A Cybersecurity Plan to Reduce the Growing Risk of Cyberattacks

Learn the importance of focusing on the expanding and evolving trends in cyberattacks and how more attention to cybersecurity efforts can reduce loss risk.  

Unwanted intrusions and cybercrimes shake confidence in your business. Public consulting firm Accenture reported in its 2019 Ninth Annual Cost of Cybercrime Study, co-authored with Michigan-based Ponemon Institute, the value of cybercrime on a per organizational basis increased more than eight times (829 percent) from $1.4 million (USD) to $13 million (USD). Additionally:

  • The global risk (loss) value to companies over the next five years (2019–2023) who do not address their cybersecurity vulnerabilities is $5.2 trillion (USD).
  • Security breaches increased 11.5 percent between 2018 and 2019 from an average of 130 to 145 per organization.
  • Cyberattacks are evolving and the target of these attacks expanding. While information or data remains the number one target of cyberthieves, their attacks are expanding to include industrial controls and people (by way of phishing scams and ransomware).

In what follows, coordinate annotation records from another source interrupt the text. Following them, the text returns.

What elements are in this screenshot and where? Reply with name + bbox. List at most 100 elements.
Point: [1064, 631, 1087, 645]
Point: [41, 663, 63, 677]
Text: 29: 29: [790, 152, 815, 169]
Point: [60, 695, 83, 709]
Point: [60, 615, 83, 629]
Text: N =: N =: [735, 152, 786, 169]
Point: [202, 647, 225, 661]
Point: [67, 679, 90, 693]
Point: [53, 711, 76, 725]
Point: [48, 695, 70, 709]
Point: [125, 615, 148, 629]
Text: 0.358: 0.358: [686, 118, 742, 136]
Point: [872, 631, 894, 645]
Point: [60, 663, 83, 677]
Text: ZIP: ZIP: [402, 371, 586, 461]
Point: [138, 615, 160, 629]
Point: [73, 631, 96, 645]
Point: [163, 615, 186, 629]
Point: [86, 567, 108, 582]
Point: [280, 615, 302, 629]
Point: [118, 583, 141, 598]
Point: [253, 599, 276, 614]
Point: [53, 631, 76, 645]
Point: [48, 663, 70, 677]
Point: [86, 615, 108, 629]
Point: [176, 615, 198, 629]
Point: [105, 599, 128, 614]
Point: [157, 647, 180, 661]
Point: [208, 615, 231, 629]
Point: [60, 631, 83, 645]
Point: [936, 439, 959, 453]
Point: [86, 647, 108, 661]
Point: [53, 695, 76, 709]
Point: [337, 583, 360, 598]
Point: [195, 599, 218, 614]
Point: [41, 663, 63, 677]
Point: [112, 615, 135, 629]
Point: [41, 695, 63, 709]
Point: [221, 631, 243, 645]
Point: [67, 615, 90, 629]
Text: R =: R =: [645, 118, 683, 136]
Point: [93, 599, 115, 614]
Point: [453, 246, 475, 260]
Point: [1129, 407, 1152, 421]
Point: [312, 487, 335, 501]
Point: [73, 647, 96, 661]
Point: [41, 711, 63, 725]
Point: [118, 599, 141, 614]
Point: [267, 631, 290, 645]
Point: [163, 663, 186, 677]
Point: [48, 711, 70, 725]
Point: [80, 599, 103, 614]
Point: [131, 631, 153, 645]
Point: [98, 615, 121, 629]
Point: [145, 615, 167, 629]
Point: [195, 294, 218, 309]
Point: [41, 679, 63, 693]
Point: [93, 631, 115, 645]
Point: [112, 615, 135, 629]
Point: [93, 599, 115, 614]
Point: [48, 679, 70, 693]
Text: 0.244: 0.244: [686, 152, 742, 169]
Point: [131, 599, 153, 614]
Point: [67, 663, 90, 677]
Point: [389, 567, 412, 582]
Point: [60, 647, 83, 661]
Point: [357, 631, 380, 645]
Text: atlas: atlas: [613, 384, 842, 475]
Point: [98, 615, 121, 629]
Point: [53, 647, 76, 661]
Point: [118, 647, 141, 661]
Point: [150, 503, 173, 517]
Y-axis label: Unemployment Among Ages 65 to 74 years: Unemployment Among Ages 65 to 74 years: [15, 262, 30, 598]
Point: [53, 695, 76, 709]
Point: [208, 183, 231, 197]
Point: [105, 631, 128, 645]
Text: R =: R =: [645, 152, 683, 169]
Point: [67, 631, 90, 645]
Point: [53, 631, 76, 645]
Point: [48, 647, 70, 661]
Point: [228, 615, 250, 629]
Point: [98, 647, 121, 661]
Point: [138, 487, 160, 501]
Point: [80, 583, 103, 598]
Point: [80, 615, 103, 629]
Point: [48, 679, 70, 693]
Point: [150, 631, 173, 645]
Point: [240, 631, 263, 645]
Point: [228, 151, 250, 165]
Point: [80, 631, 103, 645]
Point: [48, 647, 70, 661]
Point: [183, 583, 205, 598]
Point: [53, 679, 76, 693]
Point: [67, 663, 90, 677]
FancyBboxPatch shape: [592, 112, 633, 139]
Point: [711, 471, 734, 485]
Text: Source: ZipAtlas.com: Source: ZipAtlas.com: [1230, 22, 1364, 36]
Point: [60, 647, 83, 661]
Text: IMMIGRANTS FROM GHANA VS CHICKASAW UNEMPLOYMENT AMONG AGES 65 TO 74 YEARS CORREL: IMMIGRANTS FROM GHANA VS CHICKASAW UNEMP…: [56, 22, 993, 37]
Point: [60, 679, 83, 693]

These trends in cybercrimes are, at the very least, alarming. It should serve as a wakeup call to businesses such as yours to beef up cybersecurity efforts to protect the integrity of your data, systems, and keep users from becoming susceptible (victims) of cyber scams. This requires more than vigilance; it is time to commit to learning the techniques business like yours employ to mitigate the risk of cybercrimes.

Protecting Data is Not Just A Priority – It is Becoming Law

The growing number of attacks and their impact on businesses has resulted in unified privacy legislation among European Union (EU) member states and sectoral laws passed in the U.S. The EU’s approach, the Data Protection Directive, first passed in 1995, has been superseded by the European General Data Protection Regulation (GDPR) passed in 2014 and became effective as law in 2016. The GDPR provides enhanced protection directives for the transfer of data in and outside the EU and non-EU members within the European Economic Area (EEA).

The U.S. approach (sectoral), involves the passage of sector-specific privacy regulations. The most common laws are the Health Insurance Portability and Accountability Act (HIPAA), Safe Harbor Act, and United States Privacy Act. Additional laws that ensure privacy protections for individuals, particularly against the evolving trends in technology include the Cable Television Protection and Competition Act, the Fair Credit Reporting Act, and the Video Privacy Protection Act. These laws are not limited to the federal level as the California Consumer Protection Act (CCPA) was enacted into law in 2018.

A Commitment to Cybersecurity to Derive Value and Reduce Attacks

Halting the rising value of cybercrime requires a top-down commitment on your part to analyze, design, and implement proactive measures. The Accenture–Polemon Institute annual study suggests three things which should be done to unlock the true value of cybersecurity efforts:

  1. The rise in people attacks requires a reexamination of it as a priority in your cybersecurity mitigation efforts. People attacks are growing. The number of malware launches, phishing attempts, and other individualized efforts to gain illegal access to your data and systems requires more user education and testing of vulnerable access points to reverse this trend.
  2. Understand how privacy regulations should be integrated in your plans to limit the loss of data and the resulting disruption to your business cyberattacks create. As was mentioned above regarding requirements of business working within the EU and EEA as well as sectoral requirements in the U.S., privacy regulations must be understood and, here applicable to your business, folded into your cybersecurity approach.
  3. Invest and look closely at the technologies that can help you reduce the rising cost of cyberattacks. Reduce the vulnerabilities of people directed attacks by implementing security-based intelligence and advanced analytics, as well as more system automation.

Addressing network security must become as important a part of your IT strategic planning as cloud deployment and increasing social media interactions. The attention you pay to the growing trends in cybercrimes and the potential risk in terms of money, time, and reputation will pay huge dividends down the road.